Inocentemente, pensei nas desventuras de Édipo, que o decifrou na antiga Grécia dos grandes artistas e falei sobre isso.

-Vai lá. - insistiu.

O “enigma da esfinge” nada tinha a ver com Sófocles. Luca tampou, com a palma da mão esquerda, uns dizeres à margem de um retrato de uma turma de alunos e professora e propôs a adivinhação:

-Quantos vocês identificam?

Eram crianças na faixa dos onze e treze anos de idade. Olhei, vi, perscrutei, e nada.

-A Gina acertou três. - tentou me provocar.

-Eu sou mau fisionomista. Se a irmã da Gina estivesse aqui, acertaria ainda mais.

-Claudiomiro não conseguiu reconhecer ninguém.

-Temos boa memória, mas não para rostos.

-Não vai tentar?... concedeu-me mais tempo para eu torturar a minha memória, mas, pelos bons serviços que ela tem me prestado, recusei.

-Esta aqui – apontou – é a Suzete.

Fixei minha atenção na figura da minha irmã e me lembrei de uma tia-avó.

-Você está aqui. - mostrou-me.

Era eu mesmo ainda com onze anos de idade.

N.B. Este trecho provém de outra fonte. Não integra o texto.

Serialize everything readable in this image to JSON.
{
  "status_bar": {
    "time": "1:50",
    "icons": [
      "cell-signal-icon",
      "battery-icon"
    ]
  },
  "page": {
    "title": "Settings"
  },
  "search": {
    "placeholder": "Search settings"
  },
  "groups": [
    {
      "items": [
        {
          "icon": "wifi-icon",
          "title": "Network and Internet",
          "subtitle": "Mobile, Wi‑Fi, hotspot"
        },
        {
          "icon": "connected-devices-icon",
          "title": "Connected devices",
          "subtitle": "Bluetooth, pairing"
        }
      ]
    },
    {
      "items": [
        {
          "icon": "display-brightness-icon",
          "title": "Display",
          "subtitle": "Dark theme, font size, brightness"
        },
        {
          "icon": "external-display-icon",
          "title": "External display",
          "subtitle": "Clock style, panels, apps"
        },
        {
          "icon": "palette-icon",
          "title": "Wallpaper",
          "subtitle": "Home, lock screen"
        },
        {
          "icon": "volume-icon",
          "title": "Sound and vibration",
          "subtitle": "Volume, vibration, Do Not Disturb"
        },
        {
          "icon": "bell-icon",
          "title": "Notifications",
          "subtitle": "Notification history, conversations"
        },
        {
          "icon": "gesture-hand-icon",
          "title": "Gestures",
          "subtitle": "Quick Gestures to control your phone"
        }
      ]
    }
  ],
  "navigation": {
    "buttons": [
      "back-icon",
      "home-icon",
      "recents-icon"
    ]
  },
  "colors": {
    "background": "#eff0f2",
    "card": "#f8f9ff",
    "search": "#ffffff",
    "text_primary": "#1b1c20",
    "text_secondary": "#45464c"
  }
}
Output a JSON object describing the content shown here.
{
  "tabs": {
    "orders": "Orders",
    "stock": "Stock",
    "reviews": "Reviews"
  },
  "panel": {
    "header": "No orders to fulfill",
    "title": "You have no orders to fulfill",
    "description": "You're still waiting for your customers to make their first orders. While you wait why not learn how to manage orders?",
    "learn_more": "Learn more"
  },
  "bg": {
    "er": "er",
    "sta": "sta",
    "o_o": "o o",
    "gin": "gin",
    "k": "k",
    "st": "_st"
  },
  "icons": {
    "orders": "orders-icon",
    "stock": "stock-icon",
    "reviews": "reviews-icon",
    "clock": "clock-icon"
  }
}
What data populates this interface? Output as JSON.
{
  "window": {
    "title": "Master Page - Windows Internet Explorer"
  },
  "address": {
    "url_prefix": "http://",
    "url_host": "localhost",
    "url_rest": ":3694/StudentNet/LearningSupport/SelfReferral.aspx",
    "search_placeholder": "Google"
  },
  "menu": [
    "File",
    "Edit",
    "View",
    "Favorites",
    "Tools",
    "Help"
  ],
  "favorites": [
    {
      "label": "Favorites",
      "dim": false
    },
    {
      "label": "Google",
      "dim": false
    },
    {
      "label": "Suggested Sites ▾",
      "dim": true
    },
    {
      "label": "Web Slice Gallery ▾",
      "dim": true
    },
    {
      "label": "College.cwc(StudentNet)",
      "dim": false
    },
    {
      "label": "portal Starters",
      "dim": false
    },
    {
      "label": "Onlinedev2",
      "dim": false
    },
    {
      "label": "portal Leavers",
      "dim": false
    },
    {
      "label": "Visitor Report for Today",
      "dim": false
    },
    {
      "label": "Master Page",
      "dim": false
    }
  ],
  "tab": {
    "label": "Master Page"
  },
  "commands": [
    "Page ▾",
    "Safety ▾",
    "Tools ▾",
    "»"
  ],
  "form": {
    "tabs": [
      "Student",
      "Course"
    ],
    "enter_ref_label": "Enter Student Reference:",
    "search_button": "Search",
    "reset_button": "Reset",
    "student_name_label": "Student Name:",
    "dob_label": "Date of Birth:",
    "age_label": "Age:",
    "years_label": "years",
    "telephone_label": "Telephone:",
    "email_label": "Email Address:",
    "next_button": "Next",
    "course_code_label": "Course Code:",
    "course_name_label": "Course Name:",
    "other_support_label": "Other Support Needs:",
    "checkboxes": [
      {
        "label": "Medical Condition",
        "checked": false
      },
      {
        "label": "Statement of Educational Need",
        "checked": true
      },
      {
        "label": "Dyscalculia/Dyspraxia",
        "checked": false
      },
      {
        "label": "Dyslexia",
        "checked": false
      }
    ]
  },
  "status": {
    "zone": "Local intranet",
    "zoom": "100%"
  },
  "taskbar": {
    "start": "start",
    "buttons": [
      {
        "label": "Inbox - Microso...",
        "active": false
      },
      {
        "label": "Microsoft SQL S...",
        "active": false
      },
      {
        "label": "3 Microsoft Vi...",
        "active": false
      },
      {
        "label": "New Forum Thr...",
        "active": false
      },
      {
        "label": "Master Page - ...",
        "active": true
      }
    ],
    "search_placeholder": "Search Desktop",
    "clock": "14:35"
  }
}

Enquanto eu me olhava mais do que Narciso, mas por motivos diversos, Luca me mostrou a Candinha, sua cunhada e dona do retrato.

-Como o Expedito pertencia à minha sala, na Admissão do Manuel Bomfim e era o maior da turma, é este aqui. - acertei por esse método, não porque eu me recordava do rosto do vizinho da Rua Chaves Pinheiro que fez a vida em Rondônia quando se tornou adulto.

-Esse pequeno álbum é de setembro de 1959. - falou o Luca.

Embora eu não me identificasse pessoalmente, guardava muitas reminiscências dessa época. Gostava da minha professora, talvez porque, depois de alguns anos escolares meus, ela seguiu com a turma do primeiro ao último dia de aula. Destacava-se no meio de nós, com seus vinte e poucos anos de idade. Era filha da dona do Colégio Piratininga, na Rua Hermengarda, que, hoje, é o Colégio Santa Mônica.

Minha irmã, que perdera um ano porque cursou o Colégio Coração de Maria, em 1954, era a mais alta da turma juntamente com o Expedito. Este estudava no extinto Colégio João Ribeiro, no Méier, hoje, agência do Bradesco. Um dia, disse-me que estudaria na minha escola, pois se desentendera na antiga (foi reprovado, na verdade). Na Escola Manuel Bomfim, apresentou-se como o nosso líder, e arrumou uma briga com um menino da outra turma da Admissão (Sérgio, que viria ser concunhado da Gina). Certa vez, fomos submetidos de surpresa a uma prova de religião. Expedito, prontamente, levantou o braço para fugir daquela situação.

-Não sou católico.

-Qual a sua religião?

-Sou espírita.

-Vai fazer a prova. - determinou a professora.

Na festa junina da escola, naquele ano de 1959, outra professora exclamou “Meu Deus”, quando parte das arquibancadas improvisadas caíram, mas ninguém se machucou.

Cláudio passou a falar em política, com o Luca, dando por encerradas as minhas reminiscências, no Sabadoido.